Старик был глух, вопросы ему задавали письменно, и он непонятно почему орал в ответ.
В некоторые дни коридоры Дворца правосудия были забиты людьми, привлеченными сюда делом Луи. Должно быть, в газетах поместили специальное объявление, после чего разразилась эпидемия свидетельских показаний.
Какой-то коммивояжер слал письма из Буржа, молочнику из Па-де-Кале оплатили дорогу только для того, чтобы он заявил, что сроду не видел Луи, а у человека, которого он имел в виду, на левой щеке был шрам.
Целых три дня только и делали, что сверяли часы и даты. И под конец все запутались — и следователь, и Луи, и свидетели, которых пришлось вызывать по второму разу, когда обнаружилось, что их показания не совпадают с графиком, составленным Моннервилем.
А график-то оказывался неточным. Одни свидетели ошибались на день, другие на неделю.

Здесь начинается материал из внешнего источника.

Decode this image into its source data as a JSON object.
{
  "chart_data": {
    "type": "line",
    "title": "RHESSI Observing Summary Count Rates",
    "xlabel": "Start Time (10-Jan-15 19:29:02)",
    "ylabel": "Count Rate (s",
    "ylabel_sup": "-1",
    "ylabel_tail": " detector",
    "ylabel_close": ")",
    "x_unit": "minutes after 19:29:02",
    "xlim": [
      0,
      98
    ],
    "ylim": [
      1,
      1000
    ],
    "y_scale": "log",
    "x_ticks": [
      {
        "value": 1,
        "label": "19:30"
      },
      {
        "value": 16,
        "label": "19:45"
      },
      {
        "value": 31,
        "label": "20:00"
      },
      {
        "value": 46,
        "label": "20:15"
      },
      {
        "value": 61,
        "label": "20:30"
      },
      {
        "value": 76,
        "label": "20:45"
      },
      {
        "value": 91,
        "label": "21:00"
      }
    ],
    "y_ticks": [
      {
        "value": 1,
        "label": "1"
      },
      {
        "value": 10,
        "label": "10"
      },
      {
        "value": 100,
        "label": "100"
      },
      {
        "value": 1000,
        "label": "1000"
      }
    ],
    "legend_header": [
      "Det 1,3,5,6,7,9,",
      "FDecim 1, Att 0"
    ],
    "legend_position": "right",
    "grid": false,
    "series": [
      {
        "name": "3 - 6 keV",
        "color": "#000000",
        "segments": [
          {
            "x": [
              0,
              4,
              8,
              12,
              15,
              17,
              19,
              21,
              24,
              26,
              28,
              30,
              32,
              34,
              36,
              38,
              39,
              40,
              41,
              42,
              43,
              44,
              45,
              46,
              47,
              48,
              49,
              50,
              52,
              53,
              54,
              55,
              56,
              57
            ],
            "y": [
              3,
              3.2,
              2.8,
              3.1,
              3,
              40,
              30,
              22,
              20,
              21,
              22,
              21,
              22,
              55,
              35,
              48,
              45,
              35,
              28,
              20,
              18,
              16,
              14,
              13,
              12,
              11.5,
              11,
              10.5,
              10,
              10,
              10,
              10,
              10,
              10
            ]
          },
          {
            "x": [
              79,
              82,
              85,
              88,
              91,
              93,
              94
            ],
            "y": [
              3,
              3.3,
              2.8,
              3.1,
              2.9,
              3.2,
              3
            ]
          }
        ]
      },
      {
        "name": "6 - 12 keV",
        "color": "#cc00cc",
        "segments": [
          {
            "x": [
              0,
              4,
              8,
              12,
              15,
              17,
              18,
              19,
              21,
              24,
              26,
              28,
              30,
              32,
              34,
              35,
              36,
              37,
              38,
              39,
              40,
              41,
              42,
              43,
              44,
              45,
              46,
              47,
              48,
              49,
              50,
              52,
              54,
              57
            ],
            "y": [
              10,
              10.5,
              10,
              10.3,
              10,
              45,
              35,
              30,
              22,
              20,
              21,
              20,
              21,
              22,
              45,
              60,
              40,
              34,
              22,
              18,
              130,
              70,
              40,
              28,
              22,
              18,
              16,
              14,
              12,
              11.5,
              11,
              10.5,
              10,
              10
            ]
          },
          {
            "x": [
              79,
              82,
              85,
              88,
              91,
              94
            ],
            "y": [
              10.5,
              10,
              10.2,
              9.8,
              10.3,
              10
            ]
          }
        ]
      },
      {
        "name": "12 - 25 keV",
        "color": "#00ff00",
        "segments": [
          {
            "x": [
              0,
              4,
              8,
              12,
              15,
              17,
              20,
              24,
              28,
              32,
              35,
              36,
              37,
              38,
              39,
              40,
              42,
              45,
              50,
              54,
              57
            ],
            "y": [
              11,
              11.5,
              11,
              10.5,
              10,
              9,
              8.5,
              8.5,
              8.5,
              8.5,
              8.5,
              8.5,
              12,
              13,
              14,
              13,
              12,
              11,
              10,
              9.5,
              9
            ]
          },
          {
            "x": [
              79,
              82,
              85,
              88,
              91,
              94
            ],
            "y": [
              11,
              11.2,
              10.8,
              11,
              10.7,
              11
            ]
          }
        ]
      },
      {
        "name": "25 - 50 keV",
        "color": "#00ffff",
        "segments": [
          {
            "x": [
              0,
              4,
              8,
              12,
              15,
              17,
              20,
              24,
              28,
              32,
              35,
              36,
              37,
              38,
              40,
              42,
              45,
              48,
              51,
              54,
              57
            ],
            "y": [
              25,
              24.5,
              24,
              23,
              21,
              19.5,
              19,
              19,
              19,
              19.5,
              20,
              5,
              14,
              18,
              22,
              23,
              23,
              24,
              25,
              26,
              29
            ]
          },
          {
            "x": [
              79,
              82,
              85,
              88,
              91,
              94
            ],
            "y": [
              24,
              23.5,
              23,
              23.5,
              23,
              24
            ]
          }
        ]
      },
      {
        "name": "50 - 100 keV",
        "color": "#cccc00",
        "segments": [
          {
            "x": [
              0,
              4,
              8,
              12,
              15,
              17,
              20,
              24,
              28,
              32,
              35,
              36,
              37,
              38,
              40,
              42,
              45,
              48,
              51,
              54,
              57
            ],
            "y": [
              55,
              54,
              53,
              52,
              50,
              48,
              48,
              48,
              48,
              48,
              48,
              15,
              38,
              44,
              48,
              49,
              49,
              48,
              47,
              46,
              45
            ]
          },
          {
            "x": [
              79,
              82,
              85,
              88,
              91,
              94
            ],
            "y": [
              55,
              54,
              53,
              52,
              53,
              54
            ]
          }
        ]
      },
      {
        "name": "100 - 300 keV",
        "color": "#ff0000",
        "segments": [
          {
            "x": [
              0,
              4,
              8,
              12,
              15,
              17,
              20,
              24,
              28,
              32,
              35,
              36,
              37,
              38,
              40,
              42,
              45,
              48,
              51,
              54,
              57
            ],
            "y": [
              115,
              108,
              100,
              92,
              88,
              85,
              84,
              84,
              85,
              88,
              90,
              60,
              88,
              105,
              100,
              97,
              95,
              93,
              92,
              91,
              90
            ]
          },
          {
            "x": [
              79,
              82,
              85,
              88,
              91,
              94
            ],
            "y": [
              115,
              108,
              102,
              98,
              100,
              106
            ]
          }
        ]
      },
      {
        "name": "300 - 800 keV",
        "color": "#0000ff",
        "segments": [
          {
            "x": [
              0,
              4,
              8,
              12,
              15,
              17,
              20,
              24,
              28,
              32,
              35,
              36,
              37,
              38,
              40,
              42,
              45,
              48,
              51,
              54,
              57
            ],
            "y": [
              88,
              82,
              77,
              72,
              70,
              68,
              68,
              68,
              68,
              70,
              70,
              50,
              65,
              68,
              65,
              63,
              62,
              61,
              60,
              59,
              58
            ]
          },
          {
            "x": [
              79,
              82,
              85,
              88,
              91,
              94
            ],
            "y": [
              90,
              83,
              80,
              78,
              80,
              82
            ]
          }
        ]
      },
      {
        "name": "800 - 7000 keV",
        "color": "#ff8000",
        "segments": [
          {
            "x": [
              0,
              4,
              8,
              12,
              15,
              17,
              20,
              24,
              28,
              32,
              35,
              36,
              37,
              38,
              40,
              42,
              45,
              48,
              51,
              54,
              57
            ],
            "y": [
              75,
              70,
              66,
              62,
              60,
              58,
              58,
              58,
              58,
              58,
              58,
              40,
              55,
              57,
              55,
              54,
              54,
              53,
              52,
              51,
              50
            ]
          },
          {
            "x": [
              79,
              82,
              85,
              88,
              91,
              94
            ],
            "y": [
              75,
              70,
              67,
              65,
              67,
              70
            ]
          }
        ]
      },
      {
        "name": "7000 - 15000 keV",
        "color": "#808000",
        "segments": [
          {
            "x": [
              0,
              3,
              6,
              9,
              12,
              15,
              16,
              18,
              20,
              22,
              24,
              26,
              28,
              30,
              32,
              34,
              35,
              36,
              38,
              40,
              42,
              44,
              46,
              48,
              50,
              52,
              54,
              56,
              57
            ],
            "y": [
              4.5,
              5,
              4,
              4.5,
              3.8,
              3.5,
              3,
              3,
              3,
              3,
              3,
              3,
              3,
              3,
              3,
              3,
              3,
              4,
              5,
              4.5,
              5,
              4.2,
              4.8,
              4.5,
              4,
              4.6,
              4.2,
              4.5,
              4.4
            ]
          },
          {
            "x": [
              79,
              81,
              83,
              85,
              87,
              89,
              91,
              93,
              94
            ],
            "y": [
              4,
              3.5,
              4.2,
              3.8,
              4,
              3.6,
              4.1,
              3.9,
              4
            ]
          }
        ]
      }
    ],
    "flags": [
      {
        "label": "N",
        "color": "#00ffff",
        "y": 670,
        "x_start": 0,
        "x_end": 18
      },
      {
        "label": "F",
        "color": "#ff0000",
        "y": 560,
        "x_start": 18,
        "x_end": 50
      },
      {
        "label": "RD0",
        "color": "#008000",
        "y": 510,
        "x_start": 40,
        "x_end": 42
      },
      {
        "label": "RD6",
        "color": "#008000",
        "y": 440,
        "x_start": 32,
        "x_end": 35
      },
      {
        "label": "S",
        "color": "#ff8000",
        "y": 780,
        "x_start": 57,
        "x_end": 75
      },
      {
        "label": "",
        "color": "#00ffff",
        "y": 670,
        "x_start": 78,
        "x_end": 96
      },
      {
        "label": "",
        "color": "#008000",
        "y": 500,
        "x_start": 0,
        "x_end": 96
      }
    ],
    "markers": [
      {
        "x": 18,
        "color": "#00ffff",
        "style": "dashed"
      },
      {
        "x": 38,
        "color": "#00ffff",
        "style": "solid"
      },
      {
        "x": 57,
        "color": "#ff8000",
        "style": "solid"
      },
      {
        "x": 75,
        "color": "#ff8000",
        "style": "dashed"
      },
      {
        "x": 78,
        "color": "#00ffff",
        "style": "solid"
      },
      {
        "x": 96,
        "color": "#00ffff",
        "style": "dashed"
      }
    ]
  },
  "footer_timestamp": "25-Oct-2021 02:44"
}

И вдруг полное затишье. Неделю Малыш Луи оставался в своей камере, где осужденный на десять лет югослав уступил место подозрительному счетоводу, который при разговоре брызгал слюной. Луи в первый же день приказал ему «закрыть плевательницу».
Наконец как-то утром его известили о приходе адвоката, и счетовода удалили из камеры. Мэтр Бутейль, чуть ли не поселившийся в кабинете Моннервиля, казалось, приобщился к лихорадочной деятельности следователя. Бессознательно он высказывал законную удовлетворенность человека, который только что завершил титанический труд. Едва ли не радостно он объявил:
— Кончено! Наше дело отправляют в суд присяжных департамента Приморских Альп по обвинению вас в предумышленном убийстве с сокрытием трупа, в краже, злоупотреблении доверием, подлоге и использовании фальшивых документов. — Он положил на стол битком набитый портфель и с гордостью продолжал:
— Дело содержит восемьсот двадцать три листа. По нему было заслушано двести тридцать семь свидетелей. Теперь нам надо серьезно все обсудить. Наше дело станет крупным событием на ближайшей сессии. Без ложной скромности могу сказать: я чувствую, что теперь способен защищать вас сам, а раньше думал обратиться к одному из светил парижской адвокатуры.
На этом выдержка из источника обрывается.